3-1804/1

3-1804/1

Sénat de Belgique

SESSION DE 2005-2006

7 JUILLET 2006


Proposition de loi modifiant le Code des impôts sur les revenus 1992, en vue de prendre en compte les frais liés à la recherche d'un emploi

(Déposée par M. Christian Brotcorne)


DÉVELOPPEMENTS


Il est incontestable que la recherche d'un emploi nécessite non seulement du courage et de la ténacité, mais également de nombreux contacts téléphoniques, des échanges de courrier, des déplacements pour entretiens personnels, la rédaction et la mise en page de CV, la consultation d'internet, ...

Il semble évident que l'ensemble de ces démarches n'est financièrement pas sans conséquence pour un demandeur d'emploi.

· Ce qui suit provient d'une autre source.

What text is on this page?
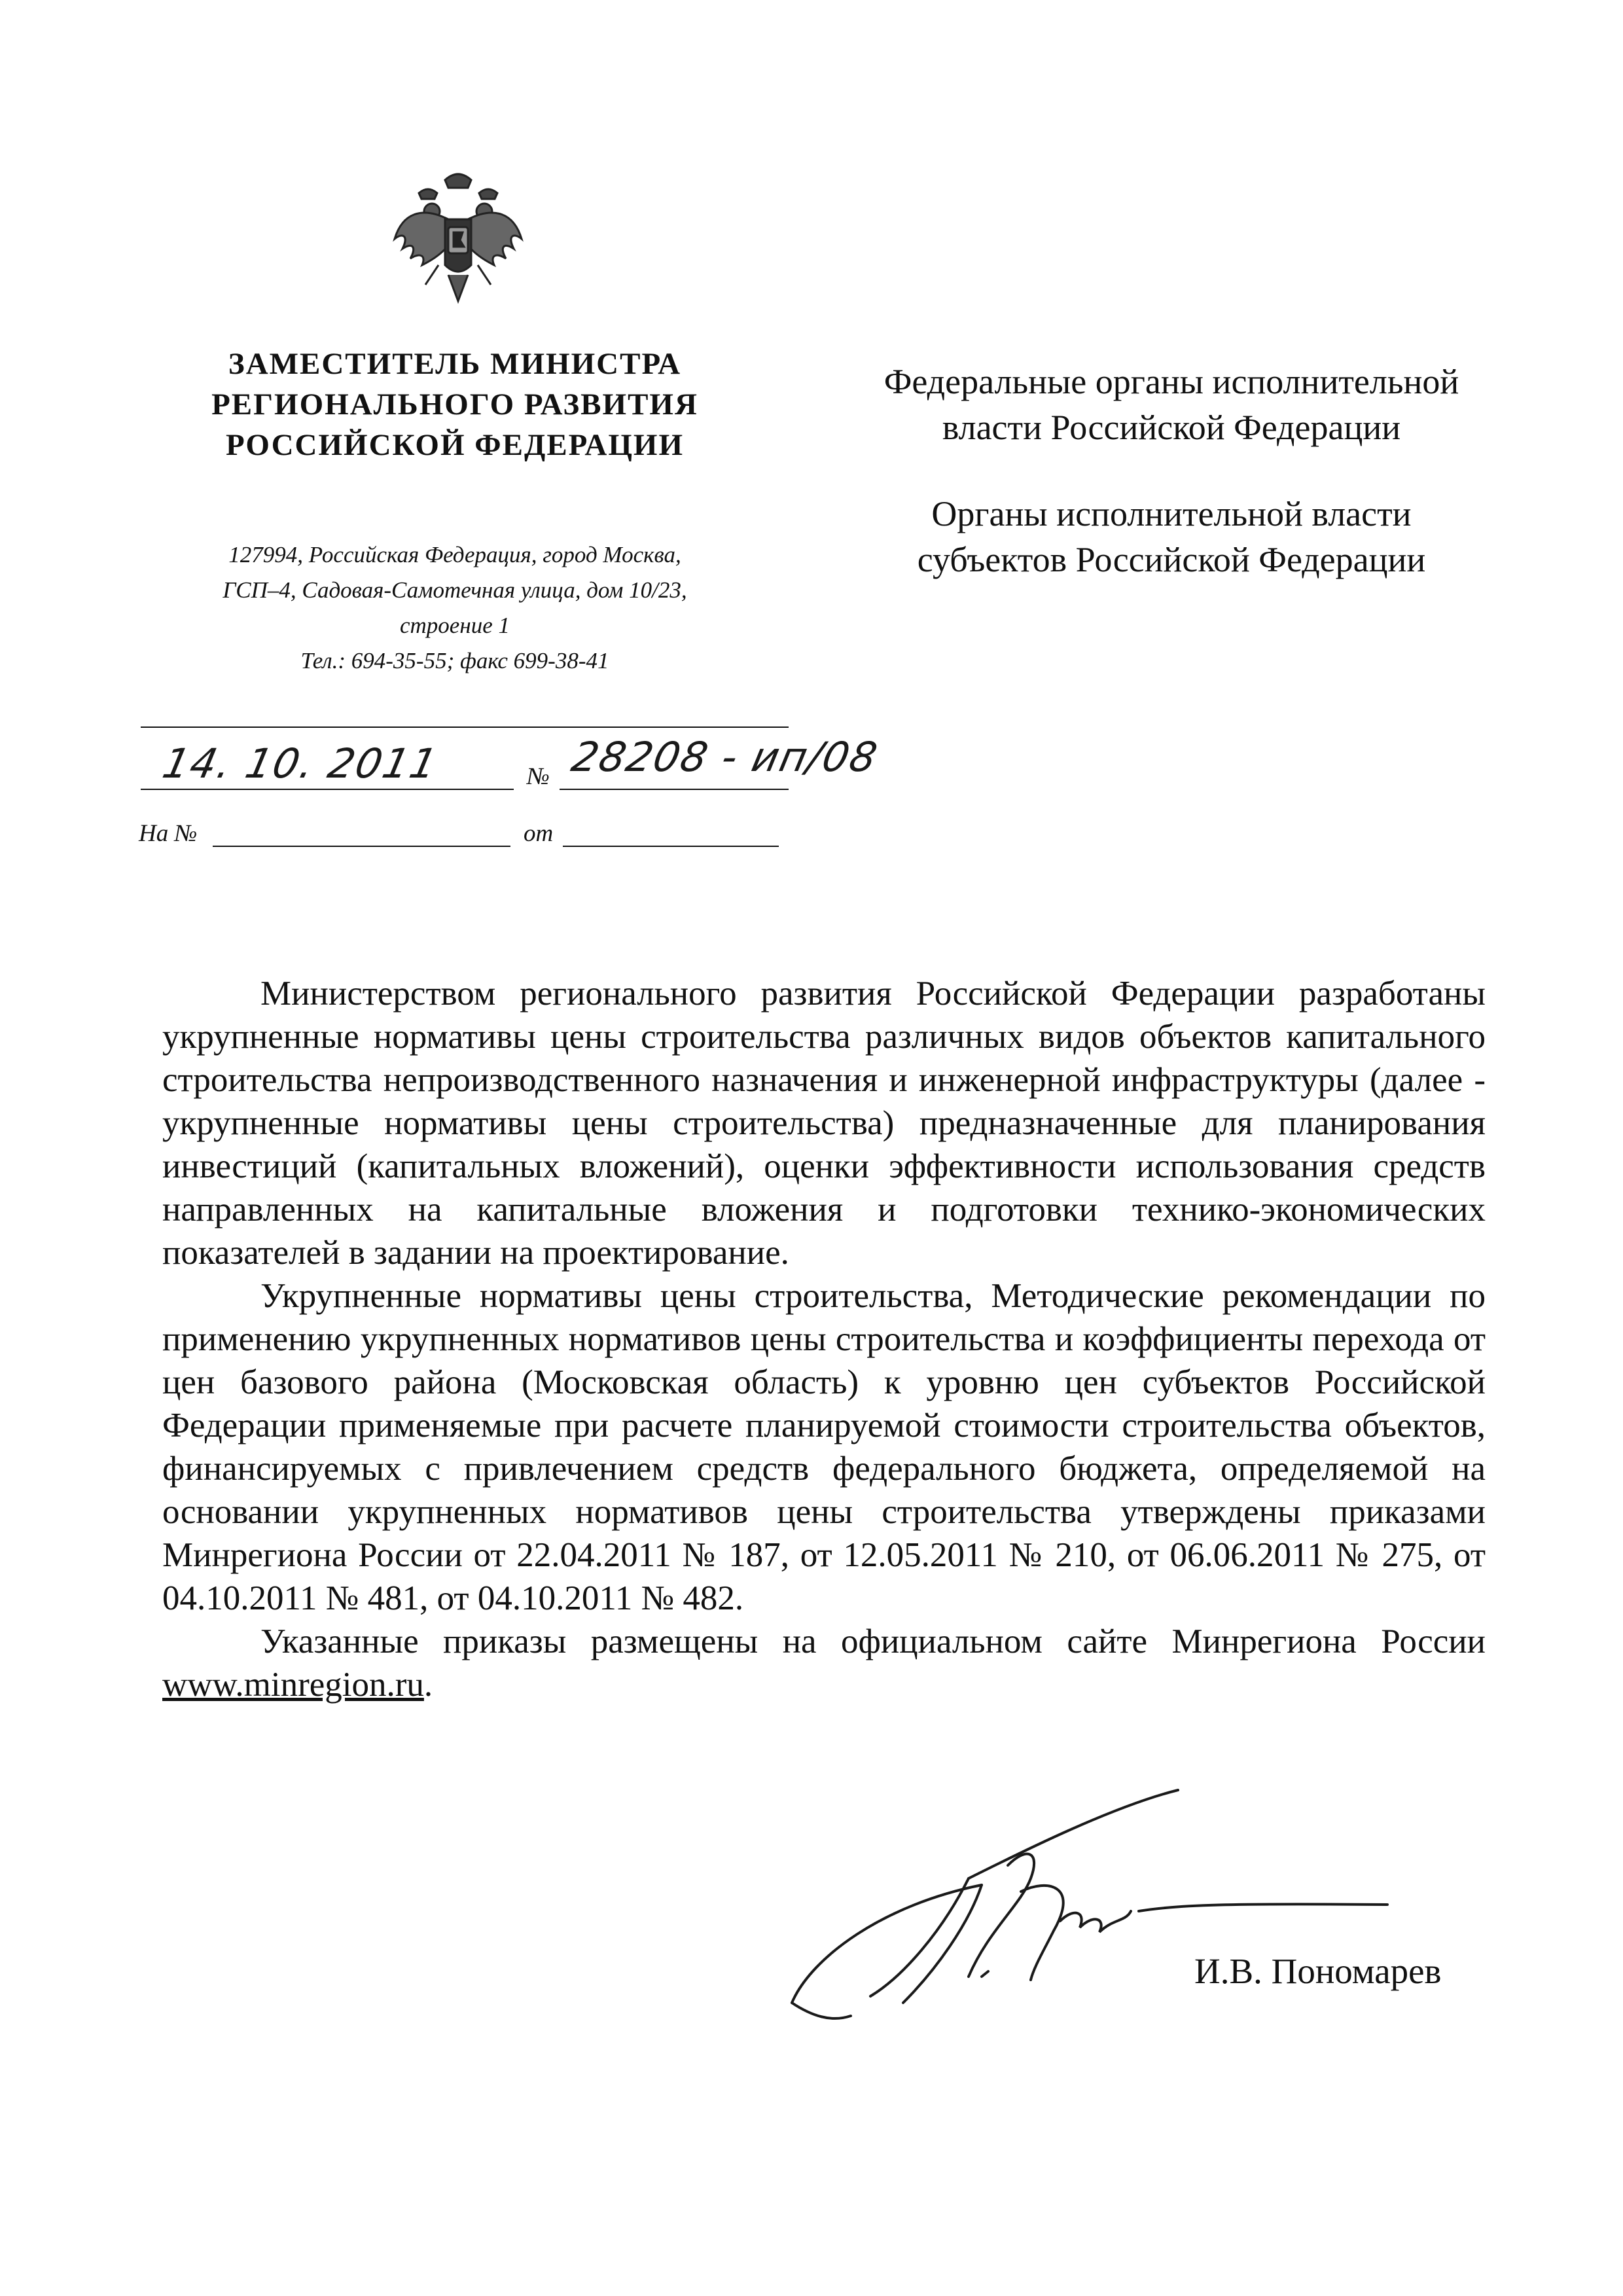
ЗАМЕСТИТЕЛЬ МИНИСТРА
РЕГИОНАЛЬНОГО РАЗВИТИЯ
РОССИЙСКОЙ ФЕДЕРАЦИИ
127994, Российская Федерация, город Москва,
ГСП–4, Садовая-Самотечная улица, дом 10/23,
строение 1
Тел.: 694-35-55; факс 699-38-41
Федеральные органы исполнительной
власти Российской Федерации
Органы исполнительной власти
субъектов Российской Федерации
14. 10. 2011	№ 28208 - ип/08
На №	от

Министерством регионального развития Российской Федерации разработаны укрупненные нормативы цены строительства различных видов объектов капитального строительства непроизводственного назначения и инженерной инфраструктуры (далее - укрупненные нормативы цены строительства) предназначенные для планирования инвестиций (капитальных вложений), оценки эффективности использования средств направленных на капитальные вложения и подготовки технико-экономических показателей в задании на проектирование.

Укрупненные нормативы цены строительства, Методические рекомендации по применению укрупненных нормативов цены строительства и коэффициенты перехода от цен базового района (Московская область) к уровню цен субъектов Российской Федерации применяемые при расчете планируемой стоимости строительства объектов, финансируемых с привлечением средств федерального бюджета, определяемой на основании укрупненных нормативов цены строительства утверждены приказами Минрегиона России от 22.04.2011 № 187, от 12.05.2011 № 210, от 06.06.2011 № 275, от 04.10.2011 № 481, от 04.10.2011 № 482.

Указанные приказы размещены на официальном сайте Минрегиона России www.minregion.ru.

И.В. Пономарев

Or, il est de jurisprudence constante que, tant pour les chômeurs que pour les autres contribuables bénéficiant de revenus professionnels, les frais qui sont inhérents à des démarches effectuées en vue d'obtenir un emploi et qui ne se rapportent pas à la situation professionnelle présente mais à une activité future, constituent, en principe, des dépenses personnelles qui sont exclues des frais professionnels, en vertu de l'article 53, 1º, du Code des impôts sur les revenus 1992.

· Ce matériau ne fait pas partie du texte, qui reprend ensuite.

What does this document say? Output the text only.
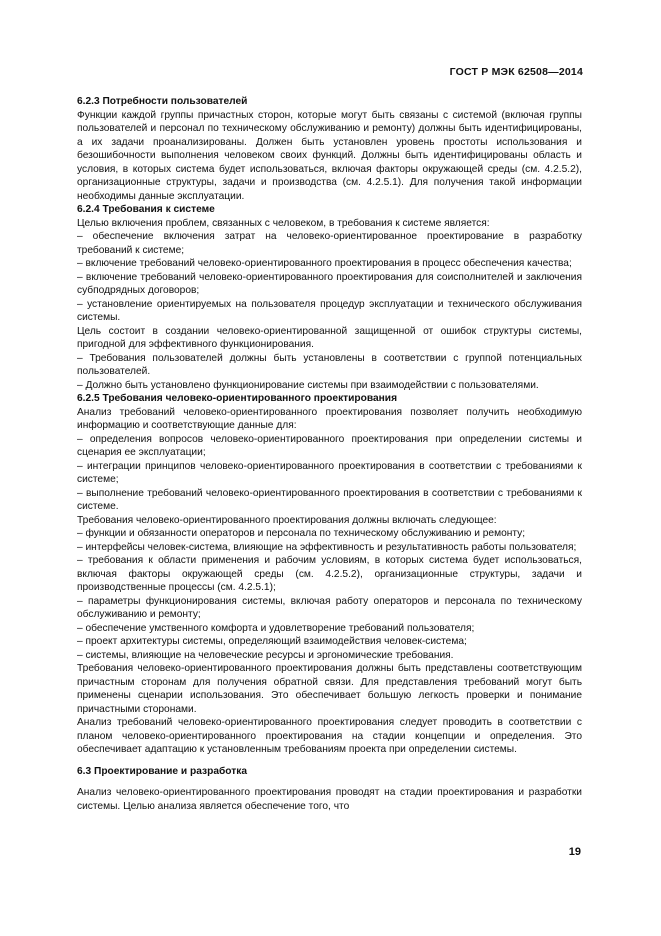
ГОСТ Р МЭК 62508—2014
6.2.3 Потребности пользователей

Функции каждой группы причастных сторон, которые могут быть связаны с системой (включая группы пользователей и персонал по техническому обслуживанию и ремонту) должны быть идентифицированы, а их задачи проанализированы. Должен быть установлен уровень простоты использования и безошибочности выполнения человеком своих функций. Должны быть идентифицированы область и условия, в которых система будет использоваться, включая факторы окружающей среды (см. 4.2.5.2), организационные структуры, задачи и производства (см. 4.2.5.1). Для получения такой информации необходимы данные эксплуатации.

6.2.4 Требования к системе

Целью включения проблем, связанных с человеком, в требования к системе является:

– обеспечение включения затрат на человеко-ориентированное проектирование в разработку требований к системе;

– включение требований человеко-ориентированного проектирования в процесс обеспечения качества;

– включение требований человеко-ориентированного проектирования для соисполнителей и заключения субподрядных договоров;

– установление ориентируемых на пользователя процедур эксплуатации и технического обслуживания системы.

Цель состоит в создании человеко-ориентированной защищенной от ошибок структуры системы, пригодной для эффективного функционирования.

– Требования пользователей должны быть установлены в соответствии с группой потенциальных пользователей.

– Должно быть установлено функционирование системы при взаимодействии с пользователями.

6.2.5 Требования человеко-ориентированного проектирования

Анализ требований человеко-ориентированного проектирования позволяет получить необходимую информацию и соответствующие данные для:

– определения вопросов человеко-ориентированного проектирования при определении системы и сценария ее эксплуатации;

– интеграции принципов человеко-ориентированного проектирования в соответствии с требованиями к системе;

– выполнение требований человеко-ориентированного проектирования в соответствии с требованиями к системе.

Требования человеко-ориентированного проектирования должны включать следующее:

– функции и обязанности операторов и персонала по техническому обслуживанию и ремонту;

– интерфейсы человек-система, влияющие на эффективность и результативность работы пользователя;

– требования к области применения и рабочим условиям, в которых система будет использоваться, включая факторы окружающей среды (см. 4.2.5.2), организационные структуры, задачи и производственные процессы (см. 4.2.5.1);

– параметры функционирования системы, включая работу операторов и персонала по техническому обслуживанию и ремонту;

– обеспечение умственного комфорта и удовлетворение требований пользователя;

– проект архитектуры системы, определяющий взаимодействия человек-система;

– системы, влияющие на человеческие ресурсы и эргономические требования.

Требования человеко-ориентированного проектирования должны быть представлены соответствующим причастным сторонам для получения обратной связи. Для представления требований могут быть применены сценарии использования. Это обеспечивает большую легкость проверки и понимание причастными сторонами.

Анализ требований человеко-ориентированного проектирования следует проводить в соответствии с планом человеко-ориентированного проектирования на стадии концепции и определения. Это обеспечивает адаптацию к установленным требованиям проекта при определении системы.

6.3 Проектирование и разработка

Анализ человеко-ориентированного проектирования проводят на стадии проектирования и разработки системы. Целью анализа является обеспечение того, что

19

Cependant, il découle de l'article 49 dudit Code que les chômeurs peuvent déduire, à titre de frais professionnels, les frais qu'ils font ou supportent en vue d'acquérir ou de conserver leurs allocations de chômage.

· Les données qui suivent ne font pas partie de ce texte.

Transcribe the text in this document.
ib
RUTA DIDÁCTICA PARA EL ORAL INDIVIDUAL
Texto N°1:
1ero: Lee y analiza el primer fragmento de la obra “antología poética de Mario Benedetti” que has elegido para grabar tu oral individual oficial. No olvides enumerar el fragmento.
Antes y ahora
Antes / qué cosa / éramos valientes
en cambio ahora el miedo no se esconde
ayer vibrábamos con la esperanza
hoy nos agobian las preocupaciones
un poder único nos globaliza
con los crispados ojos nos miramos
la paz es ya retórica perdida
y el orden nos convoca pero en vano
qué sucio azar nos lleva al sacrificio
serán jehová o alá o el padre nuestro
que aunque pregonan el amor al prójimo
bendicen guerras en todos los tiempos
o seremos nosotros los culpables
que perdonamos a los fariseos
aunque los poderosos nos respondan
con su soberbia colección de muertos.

Compte tenu de cette dernière disposition, l'administration fiscale semble, sans déroger au principe général, admettre que des frais liés à la recherche d'un emploi et supportés par un chômeur peuvent être considérés comme des frais professionnels s'il est établi que ces frais sont nécessaires pour conserver le droit aux allocations de chômage (1) .

En d'autres termes, est admise la déduction des frais inhérents aux déplacements imposés par l'ONEM, mais pas ceux réalisés d'initiative ... .Le chômeur doit ainsi donner suite à une convocation du service public pour l'emploi, sous peine de voir le paiement de ses allocations de chômage suspendu.

Néanmoins, il n'est pas possible, dans l'état actuel de la législation, d'admettre tous les frais supportés par les chômeurs, dans le cadre de leurs recherches d'emploi, à titre de frais professionnels déductibles (2) .

La présente proposition de loi envisage de permettre la déduction générale de ces dépenses. Étant donné qu'une déduction sur base des frais réels peut être d'une application difficile, il est envisagé d'autoriser les contribuables bénéficiant d'une allocation de chômage, obtenue en réparation totale ou partielle d'une perte temporaire de rémunération résultant d'un chômage involontaire complet ou partiel, à opérer une déduction forfaitaire de 5 % du montant brut de ces revenus sans pouvoir excéder 1 250 euros.

Christian BROTCORNE.

PROPOSITION DE LOI


Article 1er

La présente loi règle une matière visée à l'article 78 de la Constitution.

Art. 2

Dans le titre II, chapitre II, section IV, du Code des impôts sur les revenus 1992, il est inséré un article 51bis, rédigé comme suit:

« Art 51bis. — Pour ce qui concerne les allocations de chômage, obtenues en réparation totale ou partielle d'une perte temporaire de rémunérations résultant d'un chômage involontaire complet ou partiel, les frais professionnels sont, à défaut de preuves, fixés forfaitairement à 5 % du montant brut de ces revenus sans pouvoir excéder 1 250 euros. ».

19 avril 2006.

Christian BROTCORNE.

(1) Questions et Réponses, Chambre, 2000/2001, no 48 de M. Eerdekens, p. 5699-5701.

(2) Com-IR, 52/232 à 234. Voir également Questions et Réponses, Chambre, 1995-1996, no 31 de M. Detienne, p. 3880; Questions et Réponses, Chambre, 1998-1999, no 165 de M. Pieters, p. 22201; Questions et Réponses, Chambre, 2000-2001, no 48 de M. Eerdekens, p. 5699-5701.